Setelah ramai berbatahan di media online, beredar kronologis soal rapat harian yang terkesan dipaksakan oleh pimpinan sidang yang terlihat sudah menunjukkan keberpihakannya.

Berikut Kronologi rapat harian yang memunculkan rumor penetepan ketum HMI Cabang Makassar dijelaskan oleh Supriadi, wakil sekretaris jenderal yang diperbantukan di bidang PAO PB HMI:

1. Pada pukul 22.32 setelah pembahasan beberapa agenda organisasi seperti pandangan ketua umum dan laporan bidang eksternal maka selanjutnya dibahas bidang internal yg tidak lain yaitu bidang PAO.

2. Pada pembahasan bidang PAO yg tidak dihadiri oleh ketua bidang PAO dan sekjend menetapkan bbrp cabang yg tdk dianggap memiliki sengketa konstitusi.

3. Setelah menetapkan bbrp cabang sampailah pada pembahasan cabang makassar yang di anggap memiliki masalah.

4. Sebelum masuk ke pembahasan cabang makassar salah seorang peserta rapat yaitu saudara Imam Taufik menyarankan agar saudara Edy Sofyan diganti menjadi pimpinan sidang karena dianggap saudara Edy adalah unsur PAO yg seharusnya memiliki netralitas dan kecenderungan saudara Edy memiliki keberpihakan kpd salah satu kandidat,akan tetapi berdasarkan saran dan usul yang berkembang dan jaminan bahwa pimpinan sidang netral dari seluruh peserta rapat harian maka saudara Edy Sofyan tetap menjadi pimpinan sidang.

5. Pada pukul 22.50 saudara Ketua Umum meninggalkan lokasi rapat harian dikarenakan pembahasan cabang makassar dianggap cukup alot maka rapat dilanjut dengan agenda pembahasan cab.Makassar tanpa dihadiri oleh saudara Ketua Umum, Sekjend, dan Ketua bidang PAO, rapat hanya dihadiri oleh beberapa pengurus harian lainnya.

6. Setelah unsur bidang PAO saudara Ozi menjelaskan dasar pengambilan keputusan Yusuf sebagai ketua umum berdasarkan telaah PAO tanpa memperlihatkan berkas yg masuk ke bidang PAO, maka beberapa peserta sidang menanyakan hal itu, oleh saudara Andika, Imam Taufik yg menanyakan mengenai pemalsuan dokumen organisasi dan kepesertaan konfercab Makassar yang dilakukan dlm forum konfercab yg dilaksanakan oleh saudara ketua umum demisioner hal itu dibuktikan dengan video yang menunjukkan peserta dari komisariat ternyata bukan dari kader komisariat bersangkutan dibuktikan oleh surat keberatan 3 komisariat bersangkutan yg dokumennya sudah diserahkan ke bidang PAO.

7. Bidang PAO tetap tidak menghadirkan draft gugatan dan tidak ingin membahas permasalahan dugaan pemalsuan dokumen, pimpinan sidang rapat Edi Sofyan selaku wasekjend bidang PAO yang juga pernah menjadi Ketua Umum HMI cab.
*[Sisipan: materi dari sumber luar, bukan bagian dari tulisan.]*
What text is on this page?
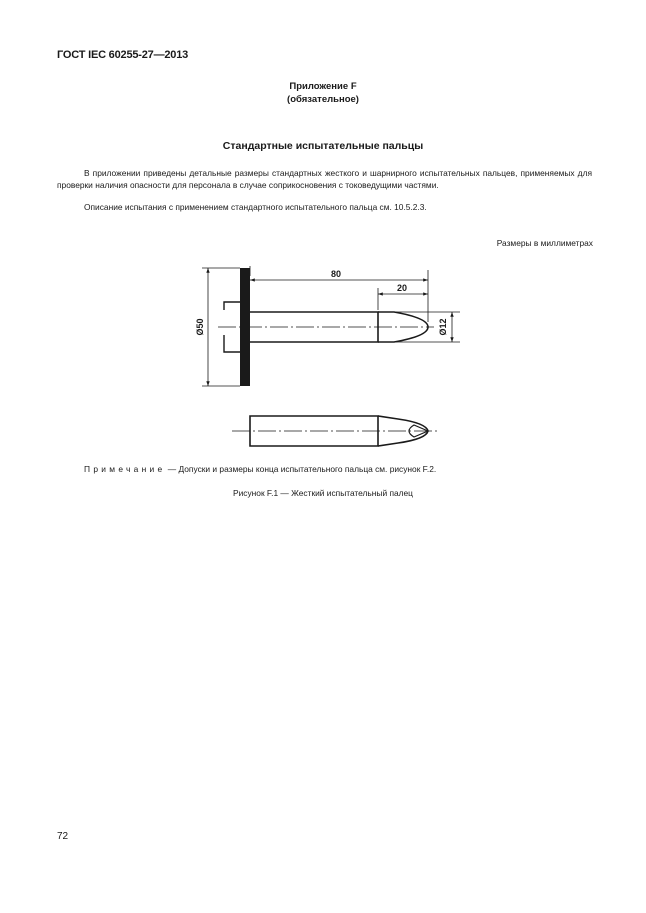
ГОСТ IEC 60255-27—2013
Приложение F
(обязательное)
Стандартные испытательные пальцы
В приложении приведены детальные размеры стандартных жесткого и шарнирного испытательных пальцев, применяемых для проверки наличия опасности для персонала в случае соприкосновения с токоведущими частями.
Описание испытания с применением стандартного испытательного пальца см. 10.5.2.3.
Размеры в миллиметрах
80
20
Ø12
Ø50
Примечание — Допуски и размеры конца испытательного пальца см. рисунок F.2.
Рисунок F.1 — Жесткий испытательный палец
72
Makassar menjelaskan bahwa seluruh dugaan pemalsuan adalah tidak benar dengan asumsi bahwa dari tiga komisariat yg menggugat, komisariat memiliki keterwakilan dari senior komisariat bersangkutan sebagai garantor bahwa peserta yang hadir adalah kader komisariat tanpa dibuktikan dengan dokumen yang mendukung.

8. Saudara Imam Taufik menjelaskan bahwa apa yg disampaikan oleh saudara Edi Sofyan tidak memiliki argumentasi dan tidak memenuhi syarat konstitusional karena terdapat gugatan yang masuk ke PAO PB HMI pada rapat pertanggal 10-03-2017 akan tetapi unsur PAO dan beberapa pengurus lainnya mengaggap bahwa permasalahan ini bukan hal penting dalam telaah bidang PAO untuk memutuskan formateure cabang makassar dan tetap pada keputusan PAO yg didasari pada kapasitas person bid.PAO dlm melihat masalah tersebut ini disampaikan oleh saudara Muh.Syarif, Awal, dan Ozi.

9. Pada akhirnya dengan perdebatan yg cukup alot saran dan usul yang berkembang secara mayoritas pada forum rapat harian yaitu menghadirkan dua draft usulan pengesahan yang telah masuk ke bidang PAO sesuai dengan putusan rapat harian sebelumnya (10-03-2017) agar kiranya bersama2 melihat kelengkapan berkas sesuai dgn konstitusi atau tidak dan menggunakan jumlah komisariat sebagai dasar penetapan ketua umum sehingga dr hal itu peserta rapat harian dpt mengambil keputusan akan pengesahan formateure HMI cab.Makassar, ini diusulkan oleh saudara Hairun Rizal, Mahmud Amir, Imam taufik, Keni Novandri, Andika

10. Bidang PAO masih menjelaskan dasar pengambilan keputusan yang dianggap sepihak tanpa menghadirkan draft yang menjadi titik permasalahan oleh sebagian Peserta Rapat harian dan mengabaikan hasil rapat per tanggal 10-03-2017 hal ini yang membuat beberapa peserta rapat mengintrupsi bidang PAO krn dianggap bahwa bidang PAO tidak menghormati putusan rapat harian sebelumnya.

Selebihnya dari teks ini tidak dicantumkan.